Tuesday, May 29, 2012

William Lloyd Garrison

Great Lives Observed: William Lloyd Garrison 
edited by George M. Fredrickson

(born Dec. 10/12, 1805, Newburyport, Mass., U.S.died May 24, 1879, New York, N.Y.)
U.S. journalist and abolitionist. He was editor of the National Philanthropist (Boston) newspaper in 1828 and the Journal of the Times (Bennington, Vt.) in 182829, both dedicated to moral reform. In 1829 he and Benjamin Lundy edited the Genius of Universal Emancipation. In 1831 he founded The Liberator, which became the most radical of the antislavery journals. In 1833 he helped found the American Anti-Slavery Society. In 1837 he renounced church and state and embraced the doctrines of Christian perfectionism, which combined abolition, women's rights, and nonresistance with the biblical injunction to come out from a corrupt society by refusing to obey its laws and support its institutions.

 His radical blend of pacifism and anarchism precipitated a crisis in the Anti-Slavery Society, a majority of whose members chose to secede when he and his followers voted a series of resolutions admitting women (1840). In the two decades between the schism of 1840 and the American Civil War, Garrison's influence waned as his radicalism increased. Through The Liberator he denounced the Compromise of 1850, the Kansas-Nebraska Act, and the Dred Scott decision and hailed John Brown's raid. During the Civil War he forswore pacifism to support Pres. Abraham Lincoln and welcomed the Emancipation Proclamation. In 1865 he retired but continued to press for women's suffrage, temperance, and free trade.

Includes one essay by Howard Zinn.

Saturday, May 26, 2012

The Underground Railroad

The Underground Railroad: First-Person Narratives of Escapes to Freedom in the North
edited by Charles L. Blockson

Numerous books have been written about the Underground Railroad. That secret avenue to freedom was taken by an increasingly large number of daring runaways from the beginning of the nineteenth century through the frenzied rush in the decades between the Fugitive Slave Act and the outbreak of the Civil War. Rarely, though, has the story been told from the viewpoint of the central characters, the fugitive slaves. Why did they risk death for freedom, and how did they make their way out of bondage? The answers are indispensable to an understanding of the real Underground.

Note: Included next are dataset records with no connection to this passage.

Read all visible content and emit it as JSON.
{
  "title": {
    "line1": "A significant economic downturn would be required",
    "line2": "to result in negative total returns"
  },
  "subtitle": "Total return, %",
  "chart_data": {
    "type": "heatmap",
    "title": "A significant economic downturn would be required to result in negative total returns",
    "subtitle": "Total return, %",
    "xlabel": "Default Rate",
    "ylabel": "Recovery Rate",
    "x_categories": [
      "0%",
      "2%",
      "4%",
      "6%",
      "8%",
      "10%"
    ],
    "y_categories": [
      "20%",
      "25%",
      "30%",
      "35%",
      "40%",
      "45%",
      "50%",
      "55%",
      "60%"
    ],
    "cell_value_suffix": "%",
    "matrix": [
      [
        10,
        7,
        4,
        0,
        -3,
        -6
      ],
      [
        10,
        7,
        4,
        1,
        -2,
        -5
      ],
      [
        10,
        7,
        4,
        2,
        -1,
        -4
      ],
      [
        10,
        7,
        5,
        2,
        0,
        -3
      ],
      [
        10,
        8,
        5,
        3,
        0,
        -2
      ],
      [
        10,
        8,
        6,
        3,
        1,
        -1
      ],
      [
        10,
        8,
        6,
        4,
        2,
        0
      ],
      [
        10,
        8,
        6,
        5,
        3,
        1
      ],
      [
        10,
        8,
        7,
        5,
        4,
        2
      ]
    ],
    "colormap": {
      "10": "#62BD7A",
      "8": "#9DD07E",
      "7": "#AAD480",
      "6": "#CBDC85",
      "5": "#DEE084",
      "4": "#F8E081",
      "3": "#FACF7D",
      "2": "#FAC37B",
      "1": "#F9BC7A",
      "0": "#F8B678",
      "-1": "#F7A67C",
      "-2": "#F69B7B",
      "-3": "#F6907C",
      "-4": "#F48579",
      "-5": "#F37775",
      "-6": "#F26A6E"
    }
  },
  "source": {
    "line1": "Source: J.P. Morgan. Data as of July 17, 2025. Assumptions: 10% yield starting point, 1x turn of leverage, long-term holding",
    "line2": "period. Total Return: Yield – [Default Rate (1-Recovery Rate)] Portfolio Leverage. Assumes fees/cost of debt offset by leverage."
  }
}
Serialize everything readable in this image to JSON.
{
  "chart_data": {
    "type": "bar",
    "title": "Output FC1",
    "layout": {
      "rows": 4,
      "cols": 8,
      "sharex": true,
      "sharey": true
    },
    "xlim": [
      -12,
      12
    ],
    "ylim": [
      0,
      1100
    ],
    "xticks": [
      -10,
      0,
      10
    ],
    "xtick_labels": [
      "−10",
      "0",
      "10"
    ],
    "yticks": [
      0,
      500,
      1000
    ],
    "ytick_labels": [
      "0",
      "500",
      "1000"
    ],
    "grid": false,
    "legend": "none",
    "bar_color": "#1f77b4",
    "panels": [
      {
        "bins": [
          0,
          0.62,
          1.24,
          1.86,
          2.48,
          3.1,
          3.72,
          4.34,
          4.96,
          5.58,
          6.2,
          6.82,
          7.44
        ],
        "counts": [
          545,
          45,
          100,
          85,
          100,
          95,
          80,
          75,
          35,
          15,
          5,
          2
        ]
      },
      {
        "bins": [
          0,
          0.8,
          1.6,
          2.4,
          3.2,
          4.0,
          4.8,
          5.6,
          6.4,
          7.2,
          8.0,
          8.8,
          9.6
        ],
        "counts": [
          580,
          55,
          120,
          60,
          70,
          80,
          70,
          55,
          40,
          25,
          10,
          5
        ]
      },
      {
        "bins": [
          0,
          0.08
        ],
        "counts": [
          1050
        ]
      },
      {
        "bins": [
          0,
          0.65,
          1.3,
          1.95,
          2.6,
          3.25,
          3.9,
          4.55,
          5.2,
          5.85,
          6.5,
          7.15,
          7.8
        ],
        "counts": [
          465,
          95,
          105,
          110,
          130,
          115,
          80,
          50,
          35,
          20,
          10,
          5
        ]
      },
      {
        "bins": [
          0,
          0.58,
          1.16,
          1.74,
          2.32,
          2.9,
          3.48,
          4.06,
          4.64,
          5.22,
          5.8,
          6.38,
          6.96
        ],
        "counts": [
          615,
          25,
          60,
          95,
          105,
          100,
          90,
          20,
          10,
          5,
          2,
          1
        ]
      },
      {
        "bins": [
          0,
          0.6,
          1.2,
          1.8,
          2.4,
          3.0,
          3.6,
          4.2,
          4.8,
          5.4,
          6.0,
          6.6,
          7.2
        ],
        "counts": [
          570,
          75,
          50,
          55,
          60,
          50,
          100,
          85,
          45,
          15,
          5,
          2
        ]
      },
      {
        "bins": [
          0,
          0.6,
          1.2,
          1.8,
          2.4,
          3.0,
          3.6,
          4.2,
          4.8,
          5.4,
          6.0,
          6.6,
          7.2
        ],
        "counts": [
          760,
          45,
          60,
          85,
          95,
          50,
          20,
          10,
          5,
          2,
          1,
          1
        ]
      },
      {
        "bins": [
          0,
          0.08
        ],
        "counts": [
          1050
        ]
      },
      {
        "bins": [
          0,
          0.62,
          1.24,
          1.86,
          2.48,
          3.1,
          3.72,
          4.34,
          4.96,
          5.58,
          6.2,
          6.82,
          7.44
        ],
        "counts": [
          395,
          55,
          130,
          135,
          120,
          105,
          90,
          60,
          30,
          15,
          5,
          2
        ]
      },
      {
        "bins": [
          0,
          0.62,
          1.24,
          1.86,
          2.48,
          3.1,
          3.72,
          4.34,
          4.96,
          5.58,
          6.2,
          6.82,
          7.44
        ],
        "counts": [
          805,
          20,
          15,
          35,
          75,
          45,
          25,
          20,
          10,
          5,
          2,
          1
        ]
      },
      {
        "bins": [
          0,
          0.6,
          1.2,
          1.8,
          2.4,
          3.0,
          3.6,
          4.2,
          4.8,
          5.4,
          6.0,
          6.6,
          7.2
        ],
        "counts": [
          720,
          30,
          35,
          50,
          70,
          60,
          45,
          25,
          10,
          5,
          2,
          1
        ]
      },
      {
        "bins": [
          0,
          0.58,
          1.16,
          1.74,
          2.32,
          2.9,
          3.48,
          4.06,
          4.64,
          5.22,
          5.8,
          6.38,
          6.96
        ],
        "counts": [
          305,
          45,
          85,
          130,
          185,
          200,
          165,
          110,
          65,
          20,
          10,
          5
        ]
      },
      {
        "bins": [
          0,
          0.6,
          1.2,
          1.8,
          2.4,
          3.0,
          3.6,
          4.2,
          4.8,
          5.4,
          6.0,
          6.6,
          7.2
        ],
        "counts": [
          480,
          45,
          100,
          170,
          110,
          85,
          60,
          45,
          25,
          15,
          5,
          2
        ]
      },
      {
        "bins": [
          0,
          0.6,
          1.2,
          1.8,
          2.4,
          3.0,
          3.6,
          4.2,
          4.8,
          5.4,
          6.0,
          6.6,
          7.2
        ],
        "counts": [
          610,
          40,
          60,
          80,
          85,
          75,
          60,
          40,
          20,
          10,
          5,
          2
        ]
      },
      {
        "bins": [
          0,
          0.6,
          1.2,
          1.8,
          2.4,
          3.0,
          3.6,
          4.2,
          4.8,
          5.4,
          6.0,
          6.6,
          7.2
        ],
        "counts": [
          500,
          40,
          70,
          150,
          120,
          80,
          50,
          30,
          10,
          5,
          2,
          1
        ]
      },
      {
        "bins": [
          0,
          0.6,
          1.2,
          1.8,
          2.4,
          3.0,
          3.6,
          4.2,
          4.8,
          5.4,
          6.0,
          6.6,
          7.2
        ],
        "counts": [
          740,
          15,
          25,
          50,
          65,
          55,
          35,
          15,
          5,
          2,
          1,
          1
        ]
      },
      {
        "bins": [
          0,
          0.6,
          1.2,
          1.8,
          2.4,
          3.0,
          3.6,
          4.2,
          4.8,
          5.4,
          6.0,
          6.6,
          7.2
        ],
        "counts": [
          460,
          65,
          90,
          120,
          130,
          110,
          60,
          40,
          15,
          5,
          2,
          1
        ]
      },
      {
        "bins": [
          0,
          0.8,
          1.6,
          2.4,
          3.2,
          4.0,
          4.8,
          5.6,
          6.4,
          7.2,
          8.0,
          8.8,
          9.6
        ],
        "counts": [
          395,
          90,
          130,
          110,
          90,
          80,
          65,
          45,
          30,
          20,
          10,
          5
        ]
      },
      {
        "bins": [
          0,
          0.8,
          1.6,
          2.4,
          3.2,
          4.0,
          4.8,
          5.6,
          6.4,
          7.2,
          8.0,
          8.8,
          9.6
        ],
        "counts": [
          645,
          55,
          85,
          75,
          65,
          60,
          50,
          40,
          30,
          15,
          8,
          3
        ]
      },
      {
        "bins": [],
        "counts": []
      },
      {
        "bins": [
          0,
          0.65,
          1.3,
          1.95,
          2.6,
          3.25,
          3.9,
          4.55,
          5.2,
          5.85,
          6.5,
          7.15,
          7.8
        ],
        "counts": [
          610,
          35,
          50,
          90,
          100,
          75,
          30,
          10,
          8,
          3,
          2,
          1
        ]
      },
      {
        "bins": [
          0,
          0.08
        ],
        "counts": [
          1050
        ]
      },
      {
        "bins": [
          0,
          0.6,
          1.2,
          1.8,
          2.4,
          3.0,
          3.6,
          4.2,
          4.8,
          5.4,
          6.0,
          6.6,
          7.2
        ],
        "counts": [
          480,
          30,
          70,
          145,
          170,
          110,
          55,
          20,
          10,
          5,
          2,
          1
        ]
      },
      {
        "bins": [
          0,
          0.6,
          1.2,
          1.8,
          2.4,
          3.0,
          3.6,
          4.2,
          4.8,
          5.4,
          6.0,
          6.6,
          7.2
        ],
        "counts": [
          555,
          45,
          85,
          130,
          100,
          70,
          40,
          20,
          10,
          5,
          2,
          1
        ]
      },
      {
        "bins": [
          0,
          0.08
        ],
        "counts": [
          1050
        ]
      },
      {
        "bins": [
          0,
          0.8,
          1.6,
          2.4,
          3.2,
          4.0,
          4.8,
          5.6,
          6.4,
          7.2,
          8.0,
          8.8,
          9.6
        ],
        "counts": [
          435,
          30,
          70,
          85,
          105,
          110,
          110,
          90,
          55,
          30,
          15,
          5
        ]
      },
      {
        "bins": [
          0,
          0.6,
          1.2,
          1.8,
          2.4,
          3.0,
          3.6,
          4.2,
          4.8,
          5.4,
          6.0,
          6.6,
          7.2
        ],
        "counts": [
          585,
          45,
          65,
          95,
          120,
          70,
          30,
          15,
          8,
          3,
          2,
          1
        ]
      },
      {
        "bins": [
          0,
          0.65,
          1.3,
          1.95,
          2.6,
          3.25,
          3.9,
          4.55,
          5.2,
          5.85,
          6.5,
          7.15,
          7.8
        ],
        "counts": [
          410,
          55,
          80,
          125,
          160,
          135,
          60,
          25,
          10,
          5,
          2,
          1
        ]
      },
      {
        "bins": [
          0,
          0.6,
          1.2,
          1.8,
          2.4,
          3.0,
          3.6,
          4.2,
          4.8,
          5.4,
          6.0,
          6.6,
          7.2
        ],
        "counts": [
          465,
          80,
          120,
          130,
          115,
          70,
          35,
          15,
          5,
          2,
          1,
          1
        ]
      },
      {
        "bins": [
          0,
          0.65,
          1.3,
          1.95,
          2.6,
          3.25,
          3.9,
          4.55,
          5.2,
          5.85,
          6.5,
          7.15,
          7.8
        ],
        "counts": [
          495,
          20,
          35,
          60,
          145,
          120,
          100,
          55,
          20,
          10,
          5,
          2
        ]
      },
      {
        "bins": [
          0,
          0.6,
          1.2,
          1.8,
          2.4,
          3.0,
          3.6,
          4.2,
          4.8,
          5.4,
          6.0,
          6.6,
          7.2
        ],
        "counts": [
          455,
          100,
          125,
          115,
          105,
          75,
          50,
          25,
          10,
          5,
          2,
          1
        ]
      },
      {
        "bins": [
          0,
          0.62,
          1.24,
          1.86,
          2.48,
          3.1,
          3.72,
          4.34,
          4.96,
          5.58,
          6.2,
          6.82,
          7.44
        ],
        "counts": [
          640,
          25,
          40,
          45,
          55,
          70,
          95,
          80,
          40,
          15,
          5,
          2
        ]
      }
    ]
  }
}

 In the pages of this book the reader will meet and come to know the major personalities in this dramatic and too-little known chapter in American history. Harriet Tubman as the Moses of her people struggles steadfastly to achieve her heaven-directed goals. Frederick Douglass escapes from slavery in Maryland to become the most eloquent spokesman for freedom in print and on platform here and abroad. Sojourner Truth, near penniless, still manages to get the funds to continue her unremitting rescue work. Thomas Garrett, a white Delaware Quaker, refuses to budge an inch from his abolition principles while living and working in a slave state.... William and Ellen Craft, a married couple, escape slavery by traveling openly through the public highways of the antebellum South in that most convincing of disguises--master and slave. The wealthy and well-born Charlotte Forten is here, recording riots in Boston, along with that most piteous and desperate black mother, Margaret Garner, ready to sacrifice her child rather than see her returned to slavery.

Wednesday, May 16, 2012

From Midnight to Dawn

From Midnight to Dawn: The Last Tracks of the Underground Railroad
by Jacqueline L. Tobin

From Midnight to Dawn presents compelling portraits of the men and women who established the Underground Railroad and traveled it to find new lives in Canada. Evoking the turmoil and controversies of the time, Tobin illuminates the historic events that forever connected American and Canadian history by giving us the true stories behind well-known figures such as Harriet Tubman and John Brown. She also profiles lesser-known but equally heroic figures such as Mary Ann Shadd, who became the first black female newspaper editor in North America, and Osborne Perry Anderson, the only black survivor of the fighting at Harpers Ferry. An extraordinary examination of a part of American history, From Midnight to Dawn will captivate readers with its tales of hope, courage, and a people’s determination to live equally under the law.

Tuesday, May 8, 2012

Passages to Freedom

Passages to Freedom: The Underground Railroad in History and Memory
edited by David W. Blight

Few American stories have such staying power as the tales of courageous slaves escaping from bondage through a rudimentary network of hiding places and way stations. These stories of enormous risk, of black leadership and white cooperation, of many thousands of journeys to freedom, have become a part of American historical consciousness. How much of the great story of the Underground Railroad is real, how much is legend and mythology, and how much is verifiable? Passages to Freedom is the single-best illustrated treatment of slavery, abolitionism, and emancipation, and seeks to answer these very questions. Artfully displaying illustrations and artifacts together with essays by leading American historians, the book explores the wealth of lore about the Underground Railroad that grew in the national culture after emancipation. Both the text and images examine why these stories endure—and need to endure—in our American culture.